Breandan looked at me slightly wide-eyed, one wider than the other, his eyebrow at an odd angle. “Uhh, hours, in all likelihood. I have to talk to a friend who won’t even be awake for a bit yet.”
“Night owl?” I asked.
“Drug dealer,” Breandan said. “But tends to have the run of the building. She’ll know which units are vacant, which ones can be moved into on short notice, if you catch my meaning.”
“What a charming crowd you must run with,” I said, not really feeling judgmental but probably sounding like it. “I need to sleep now.” The world was tilting around me, the voices in my head a cacophony of argument.
—trust Omega—
—don’t trust Omega—
—don’t trust anyone—
—who cares—
—kill them all—
There was a throbbing in my temples that blotted out all else. I clenched my eyes shut and stuck my index fingers against the sides of my head and rubbed, hard.
“Uh, you look like you’re about to collapse,” Breandan’s voice cut through all the others.
“Yes,” I agreed.
“You can use my room,” he said. “Uh … it has a lock. I’ll sleep on the couch tonight.”
“A perfect gentleman,” I said with a smile, my eyes still shut. “Thank you kindly.”
“Oh, yeah, no problem.” I opened my eyes and he stood there, watching me uncomfortably, as though I were about to explode all over his floor. Which was a possibility.
I made my way past him and through the open door, kickin
g his laundry as I went.
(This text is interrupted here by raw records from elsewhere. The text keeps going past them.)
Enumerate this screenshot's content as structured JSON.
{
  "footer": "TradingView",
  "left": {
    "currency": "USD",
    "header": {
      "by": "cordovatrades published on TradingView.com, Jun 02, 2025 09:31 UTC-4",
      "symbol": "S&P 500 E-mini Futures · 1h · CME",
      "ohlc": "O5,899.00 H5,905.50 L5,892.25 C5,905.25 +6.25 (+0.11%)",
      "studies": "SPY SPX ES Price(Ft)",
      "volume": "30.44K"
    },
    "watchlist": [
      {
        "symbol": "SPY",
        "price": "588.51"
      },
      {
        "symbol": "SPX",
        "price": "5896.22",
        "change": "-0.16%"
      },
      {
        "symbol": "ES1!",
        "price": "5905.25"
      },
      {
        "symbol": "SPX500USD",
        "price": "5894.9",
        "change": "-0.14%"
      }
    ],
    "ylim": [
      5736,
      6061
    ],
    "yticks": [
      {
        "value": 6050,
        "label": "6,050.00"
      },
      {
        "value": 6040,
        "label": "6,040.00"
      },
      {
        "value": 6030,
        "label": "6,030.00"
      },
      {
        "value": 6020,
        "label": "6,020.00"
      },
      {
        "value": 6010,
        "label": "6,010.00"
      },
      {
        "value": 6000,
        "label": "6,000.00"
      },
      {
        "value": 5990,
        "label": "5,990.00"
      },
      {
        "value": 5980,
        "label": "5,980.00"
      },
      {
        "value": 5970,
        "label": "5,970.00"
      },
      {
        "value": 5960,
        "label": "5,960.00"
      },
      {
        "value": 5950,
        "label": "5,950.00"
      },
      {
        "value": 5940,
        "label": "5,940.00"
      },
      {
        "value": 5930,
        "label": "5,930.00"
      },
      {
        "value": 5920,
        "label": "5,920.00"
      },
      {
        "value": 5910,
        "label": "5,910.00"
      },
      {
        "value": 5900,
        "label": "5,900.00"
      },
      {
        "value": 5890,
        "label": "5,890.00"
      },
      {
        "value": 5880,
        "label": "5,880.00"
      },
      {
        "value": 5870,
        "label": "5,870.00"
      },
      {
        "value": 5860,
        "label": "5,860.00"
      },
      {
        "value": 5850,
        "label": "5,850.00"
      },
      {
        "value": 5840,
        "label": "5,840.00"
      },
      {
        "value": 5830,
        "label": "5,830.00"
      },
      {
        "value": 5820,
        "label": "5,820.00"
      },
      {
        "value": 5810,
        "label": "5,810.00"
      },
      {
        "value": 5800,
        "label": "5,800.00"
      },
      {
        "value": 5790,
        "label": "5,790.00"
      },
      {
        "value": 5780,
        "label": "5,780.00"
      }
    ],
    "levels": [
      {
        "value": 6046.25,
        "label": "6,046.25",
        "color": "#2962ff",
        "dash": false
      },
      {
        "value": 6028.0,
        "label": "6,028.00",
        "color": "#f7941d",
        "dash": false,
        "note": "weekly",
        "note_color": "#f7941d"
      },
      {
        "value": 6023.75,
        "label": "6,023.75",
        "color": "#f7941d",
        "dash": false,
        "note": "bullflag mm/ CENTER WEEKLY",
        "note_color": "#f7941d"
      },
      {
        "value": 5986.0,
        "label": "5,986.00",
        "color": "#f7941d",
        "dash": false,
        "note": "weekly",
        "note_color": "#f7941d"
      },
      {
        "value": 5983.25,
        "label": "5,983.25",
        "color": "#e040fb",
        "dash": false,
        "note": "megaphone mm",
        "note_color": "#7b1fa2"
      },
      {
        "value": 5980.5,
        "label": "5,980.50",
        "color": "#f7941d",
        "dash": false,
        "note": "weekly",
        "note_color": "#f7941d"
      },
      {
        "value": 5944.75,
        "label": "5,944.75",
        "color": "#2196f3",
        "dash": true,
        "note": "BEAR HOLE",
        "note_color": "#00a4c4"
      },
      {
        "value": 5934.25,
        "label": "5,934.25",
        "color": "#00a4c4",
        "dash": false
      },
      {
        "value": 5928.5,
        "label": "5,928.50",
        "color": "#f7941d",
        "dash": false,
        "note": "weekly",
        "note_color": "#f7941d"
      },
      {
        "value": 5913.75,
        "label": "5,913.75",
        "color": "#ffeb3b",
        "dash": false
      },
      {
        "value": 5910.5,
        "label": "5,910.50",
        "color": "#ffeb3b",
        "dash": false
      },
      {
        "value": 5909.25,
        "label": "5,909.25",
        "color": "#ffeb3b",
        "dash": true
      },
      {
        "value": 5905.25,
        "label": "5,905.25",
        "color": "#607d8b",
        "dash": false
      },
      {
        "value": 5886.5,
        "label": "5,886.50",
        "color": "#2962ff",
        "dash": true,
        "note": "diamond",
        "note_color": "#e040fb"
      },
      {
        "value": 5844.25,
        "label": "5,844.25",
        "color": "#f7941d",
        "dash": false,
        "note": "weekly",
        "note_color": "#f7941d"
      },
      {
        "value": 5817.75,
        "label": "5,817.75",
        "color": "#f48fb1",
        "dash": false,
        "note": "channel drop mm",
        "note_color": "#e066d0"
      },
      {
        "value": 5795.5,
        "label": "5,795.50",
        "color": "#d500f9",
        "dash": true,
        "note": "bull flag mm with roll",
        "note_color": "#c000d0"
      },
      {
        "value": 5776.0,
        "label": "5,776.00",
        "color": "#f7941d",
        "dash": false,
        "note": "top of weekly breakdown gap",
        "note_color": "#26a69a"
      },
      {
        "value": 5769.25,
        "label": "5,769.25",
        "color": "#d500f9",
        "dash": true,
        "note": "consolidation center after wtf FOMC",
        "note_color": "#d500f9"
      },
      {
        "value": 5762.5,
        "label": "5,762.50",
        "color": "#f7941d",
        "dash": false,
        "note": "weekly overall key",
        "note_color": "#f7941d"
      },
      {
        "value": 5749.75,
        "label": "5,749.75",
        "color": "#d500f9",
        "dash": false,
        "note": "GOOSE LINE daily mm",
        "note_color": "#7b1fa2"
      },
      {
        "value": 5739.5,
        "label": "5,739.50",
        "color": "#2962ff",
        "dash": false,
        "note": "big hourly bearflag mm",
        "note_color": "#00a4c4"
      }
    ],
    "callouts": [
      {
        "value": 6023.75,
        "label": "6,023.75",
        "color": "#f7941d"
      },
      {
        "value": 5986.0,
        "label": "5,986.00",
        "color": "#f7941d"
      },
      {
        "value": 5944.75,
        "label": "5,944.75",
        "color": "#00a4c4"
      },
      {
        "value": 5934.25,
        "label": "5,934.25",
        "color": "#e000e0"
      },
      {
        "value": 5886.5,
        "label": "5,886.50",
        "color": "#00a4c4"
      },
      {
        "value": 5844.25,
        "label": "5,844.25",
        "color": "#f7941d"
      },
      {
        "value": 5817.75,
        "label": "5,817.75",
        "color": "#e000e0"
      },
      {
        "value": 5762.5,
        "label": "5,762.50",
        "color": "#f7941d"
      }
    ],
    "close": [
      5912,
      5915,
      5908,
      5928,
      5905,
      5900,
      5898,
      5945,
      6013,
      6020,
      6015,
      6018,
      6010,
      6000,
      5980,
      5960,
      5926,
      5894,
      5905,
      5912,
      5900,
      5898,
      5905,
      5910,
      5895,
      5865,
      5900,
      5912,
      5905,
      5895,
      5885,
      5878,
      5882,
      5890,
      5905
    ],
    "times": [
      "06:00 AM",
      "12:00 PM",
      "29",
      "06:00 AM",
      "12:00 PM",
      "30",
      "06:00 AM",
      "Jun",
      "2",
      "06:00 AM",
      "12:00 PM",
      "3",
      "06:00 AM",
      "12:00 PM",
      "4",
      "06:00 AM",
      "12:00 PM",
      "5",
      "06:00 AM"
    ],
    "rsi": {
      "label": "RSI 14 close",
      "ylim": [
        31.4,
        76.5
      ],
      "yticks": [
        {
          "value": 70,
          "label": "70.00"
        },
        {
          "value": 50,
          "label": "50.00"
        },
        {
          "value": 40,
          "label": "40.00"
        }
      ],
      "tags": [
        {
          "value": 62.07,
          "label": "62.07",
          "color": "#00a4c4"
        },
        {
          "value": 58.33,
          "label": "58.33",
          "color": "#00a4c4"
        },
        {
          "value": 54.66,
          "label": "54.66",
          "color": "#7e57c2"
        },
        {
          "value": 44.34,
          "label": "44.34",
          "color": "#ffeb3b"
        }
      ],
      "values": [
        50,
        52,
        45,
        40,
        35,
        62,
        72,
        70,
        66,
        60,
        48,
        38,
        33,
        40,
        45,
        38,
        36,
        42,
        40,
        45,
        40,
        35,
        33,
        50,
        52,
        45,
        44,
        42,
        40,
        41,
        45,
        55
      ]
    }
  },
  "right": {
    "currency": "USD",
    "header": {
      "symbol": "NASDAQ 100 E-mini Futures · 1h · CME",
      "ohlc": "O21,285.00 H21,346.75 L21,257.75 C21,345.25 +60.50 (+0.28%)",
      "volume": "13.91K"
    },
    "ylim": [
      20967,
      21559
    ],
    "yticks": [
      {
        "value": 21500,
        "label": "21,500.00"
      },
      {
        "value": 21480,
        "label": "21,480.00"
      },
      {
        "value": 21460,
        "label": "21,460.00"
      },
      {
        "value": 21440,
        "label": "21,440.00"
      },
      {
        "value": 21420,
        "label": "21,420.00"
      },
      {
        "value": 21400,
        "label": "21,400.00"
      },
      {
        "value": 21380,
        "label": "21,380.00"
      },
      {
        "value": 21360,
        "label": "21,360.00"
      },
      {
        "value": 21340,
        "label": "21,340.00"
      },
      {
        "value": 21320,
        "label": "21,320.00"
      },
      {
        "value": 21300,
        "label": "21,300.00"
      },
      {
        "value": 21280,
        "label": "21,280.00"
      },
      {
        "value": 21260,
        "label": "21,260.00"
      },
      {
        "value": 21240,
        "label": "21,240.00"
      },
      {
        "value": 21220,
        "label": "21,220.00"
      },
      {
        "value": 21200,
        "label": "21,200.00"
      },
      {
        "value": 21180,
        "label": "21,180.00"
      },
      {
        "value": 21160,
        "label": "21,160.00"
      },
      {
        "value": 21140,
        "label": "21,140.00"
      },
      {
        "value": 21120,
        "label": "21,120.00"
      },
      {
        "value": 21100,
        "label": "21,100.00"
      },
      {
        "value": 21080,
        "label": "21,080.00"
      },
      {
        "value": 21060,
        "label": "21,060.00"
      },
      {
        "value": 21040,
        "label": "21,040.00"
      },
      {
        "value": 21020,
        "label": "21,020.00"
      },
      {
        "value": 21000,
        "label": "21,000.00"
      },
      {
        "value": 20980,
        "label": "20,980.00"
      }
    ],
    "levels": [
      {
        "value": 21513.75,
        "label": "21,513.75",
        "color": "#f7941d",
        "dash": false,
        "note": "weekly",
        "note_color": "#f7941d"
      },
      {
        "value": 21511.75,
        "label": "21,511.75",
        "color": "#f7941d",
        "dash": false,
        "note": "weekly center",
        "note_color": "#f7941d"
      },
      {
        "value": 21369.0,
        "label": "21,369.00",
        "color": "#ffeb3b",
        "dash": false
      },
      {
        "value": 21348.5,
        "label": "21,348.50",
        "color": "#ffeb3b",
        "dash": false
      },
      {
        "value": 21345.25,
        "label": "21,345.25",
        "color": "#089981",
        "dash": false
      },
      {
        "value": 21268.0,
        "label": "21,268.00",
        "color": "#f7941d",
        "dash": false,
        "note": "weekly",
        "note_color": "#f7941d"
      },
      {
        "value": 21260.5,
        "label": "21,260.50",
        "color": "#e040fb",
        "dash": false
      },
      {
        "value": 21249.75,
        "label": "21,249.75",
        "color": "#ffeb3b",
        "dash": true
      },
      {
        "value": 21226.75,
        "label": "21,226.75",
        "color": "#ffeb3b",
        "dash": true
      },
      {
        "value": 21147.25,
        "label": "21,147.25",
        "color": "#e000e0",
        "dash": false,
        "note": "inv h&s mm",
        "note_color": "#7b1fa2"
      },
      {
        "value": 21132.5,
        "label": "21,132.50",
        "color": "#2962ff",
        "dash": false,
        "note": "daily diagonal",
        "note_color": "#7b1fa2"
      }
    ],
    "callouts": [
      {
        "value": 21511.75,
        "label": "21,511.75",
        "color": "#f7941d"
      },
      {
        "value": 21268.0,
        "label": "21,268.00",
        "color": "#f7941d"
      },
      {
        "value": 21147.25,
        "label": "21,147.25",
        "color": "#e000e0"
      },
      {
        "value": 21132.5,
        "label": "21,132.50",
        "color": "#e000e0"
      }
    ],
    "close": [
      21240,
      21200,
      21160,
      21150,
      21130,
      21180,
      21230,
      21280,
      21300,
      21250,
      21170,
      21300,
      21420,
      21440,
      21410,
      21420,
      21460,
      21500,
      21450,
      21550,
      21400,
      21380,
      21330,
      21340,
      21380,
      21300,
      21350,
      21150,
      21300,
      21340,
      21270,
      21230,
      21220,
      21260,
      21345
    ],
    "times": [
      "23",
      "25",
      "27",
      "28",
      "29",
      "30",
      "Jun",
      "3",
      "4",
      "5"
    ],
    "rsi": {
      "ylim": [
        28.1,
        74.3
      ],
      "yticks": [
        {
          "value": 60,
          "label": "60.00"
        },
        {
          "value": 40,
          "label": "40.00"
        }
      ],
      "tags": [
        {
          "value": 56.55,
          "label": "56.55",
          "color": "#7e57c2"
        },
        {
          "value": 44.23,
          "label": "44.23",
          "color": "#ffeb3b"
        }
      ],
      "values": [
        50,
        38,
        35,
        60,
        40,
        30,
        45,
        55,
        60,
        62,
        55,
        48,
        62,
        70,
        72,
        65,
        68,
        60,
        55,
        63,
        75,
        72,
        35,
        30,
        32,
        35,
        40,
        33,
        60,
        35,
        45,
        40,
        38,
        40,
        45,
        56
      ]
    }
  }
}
I shut the door and had only a moment’s thought of my own to spare for what he must be thinking about me right then before the chorus in my head grew so loud I couldn’t contain it any longer, and the last thing I saw was the bed rising up to greet me before I fell into blackness.
Chapter 19
“You made a terrible mess.” Janus’s voice rang with extra emphasis, and I knew it was him before the scene came into focus. It took me a minute to realize he wasn’t talking to me, that he was talking to someone else, someone just as reluctant to be sitting in front of him as I would have been were I actually there.
Adelaide was sitting across the desk from the man himself. Janus’s grey hair and impeccable suit were only slightly different than the one I’d seen him in that very morning. It looked older somehow, less modern and fashionable, and I remembered again that Adelaide, for some reason, was living in the 1980s, and that I, for some other reason, far beyond my ability to adequately explain, was along for the ride with her.
“I did what I had to,” Adelaide said, but her manner was surly and snappish. “I couldn’t very well let this Aeolus go wandering about when I’d been handed a kill order, could I?”
“That’s not correct,” Janus said. “But let us leave that aside for a moment. You splattered the man’s brains all over the compartment of a passenger train, in full view of countless people. We are not talking about some minor, trifling problem. You have exposed yourself to considerable trouble. They will make posters with your face on them—”
“They will have posters with my mohawk on them, you mean,” she said, her legs crossed and her black leather jeans squeaking when she moved. “Lucky for us I can change up my look with ease.”
“That is not the point,” Janus said. “The point is that you made a mess, and you failed to clean it up. There were other ways to go about it, other ways to limit the damage, and you failed to employ even one of them.” Janus turned and stood with his back to her, facing the window that afforded him a view of London. “What we have to ask is whether at this point you will be a good operative for Omega or not. And it is an open concern at the moment.”